Cela signifie-t-il qu’à l’échelle locale on ne pourrait rien faire ? Non… y compris la grève quoique, à mon avis, celle-ci ne gêne guère quiconque sinon les jeunes. Mais, nous sommes d’accord, l’argument des « publics pris en otage », entendu mille fois pour la SNCF ou la RATP, est spécieux : interrompre « l’offre de services » (encore une fois, je n’apprécie guère cette formule), c’est arrêter la machine ou interrompre la production parce que les conditions de cette dernière sont insupportables.

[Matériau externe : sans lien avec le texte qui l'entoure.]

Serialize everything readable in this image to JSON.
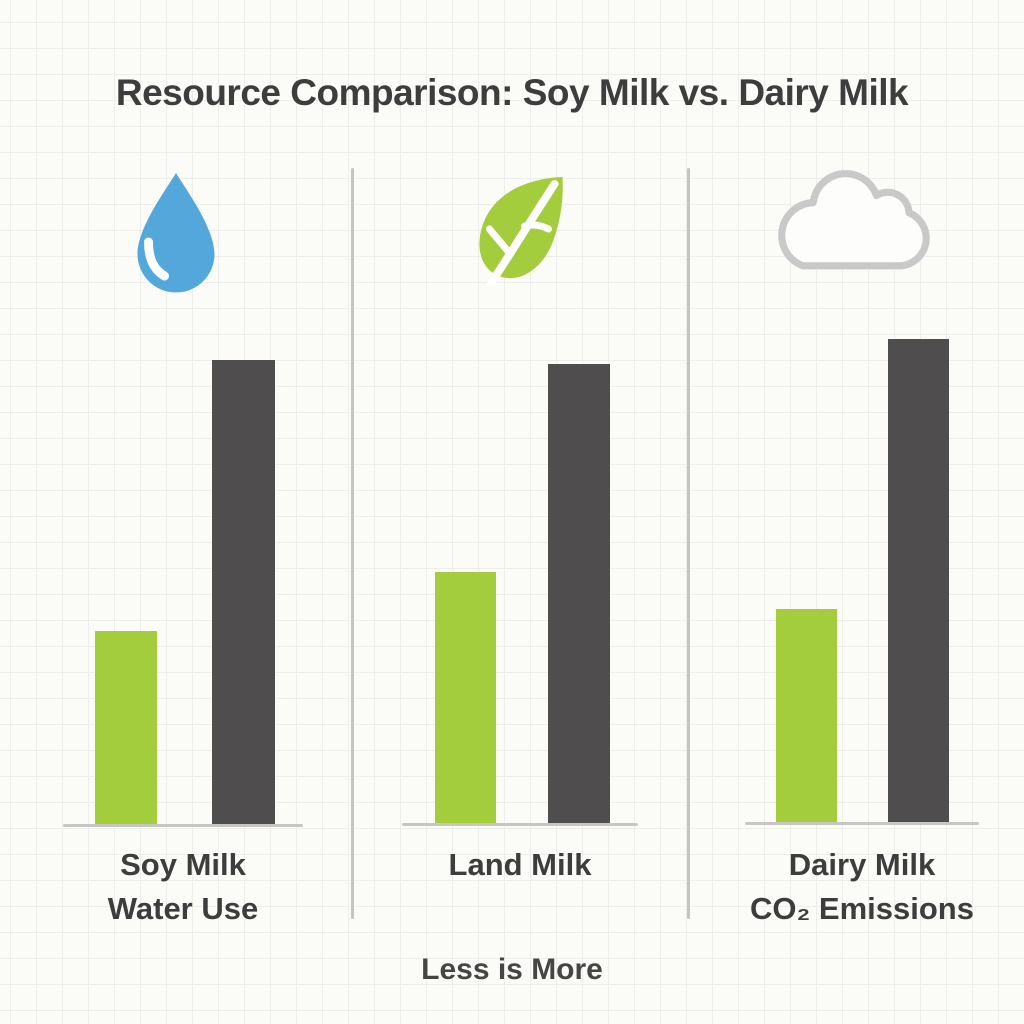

A l’échelle locale, chaque mission locale doit – avec les autres – réinventer ce qu’elle veut devenir, une mission locale du « 3ème type »… qui n’est pas la tabula rasa puisque, pour preuve, il faudrait renouer avec l’esprit de l’éducation populaire et avec l’engagement. Il s’agit d’inventer, ensemble mais en expérimentant chacun, une organisation où les uns et les autres ne seront plus cantonnés dans une fonction répétitive, usante et peu motivante. Il y serait question de développement, d’innovation, de réflexion collective, de participation des jeunes, d’ingénierie… toutes choses qui, progressivement, sont devenues quasi-étrangères pour beaucoup de missions locales qui se sont laissées entraîner et enfermer dans des logiques de programme. Reprenant à leur compte ces tâches, les missions locales gagneraient en légitimité… ce qui n’est pas rien ! Bien sûr, il est toujours possible de dire qu’on ne s’engagera que dès lors que les rémunérations seront augmentées… mais ce serait à nouveau confondre deux niveaux qui ne s’opposent pas – ils sont complémentaires – mais qui n’appellent pas les mêmes réponses.

Il y a donc bien deux registres stratégiques :

– Pour la négociation salariale, le niveau national, appuyé par des débrayages de terrain… mais qui ne peut ni doit aboutir à des augmentations locales. Les seules augmentations locales possibles sont celles liées à une reconnaissance ou une mobilité professionnelle : elles sont, bien sûr, légitimes mais ne peut-on raisonnablement concevoir que les compétences s’exercent et soient confirmées avant d’être rétribuées ? Dans l’autre cas, l’augmentation immédiate serait en fait le cache-sexe d’une revalorisation salariale non résolue là où elle doit l’être, par la convention collective nationale. Ceci étant, me dira-t-on, il est toujours possible de négocier des accords d’entreprise qui, comme chacun le sait, ne peuvent être que plus avantageux que la convention collective comme cette dernière l’est vis-à-vis du code du travail. Cependant supposons que chaque mission locale négocie un accord d’entreprise, quelle serait à terme la réalité d’une convention collective nationale ?

– Pour la qualité du travail et la défense de l’outil de travail, particulièrement là où sont posés des problèmes de concurrence (mot un peu brutal, plus souvent formulé en termes de « partanariat », cela ne mange pas de pain), le niveau local avec une mission locale capable avec son cœur de métier (offres de service 1, 2 et 3 de la CPO) de développer les offres de service 4 et 5 de la CPO (observatoire, ingénierie de développement, etc.). Etre lisibles, légitimes et communiquantes… car, s’il faut être convaincu d’une chose, c’est que, si les missions locales ne conquièrent pas par elles-mêmes leur légitimité, il y a fort peu de chances que d’autres la leur accorde, hormis périodes tendues où leur nécessité est flagrante.

J’imagine aisément que cette opinion ne clora pas le débat. Et c’est tant mieux.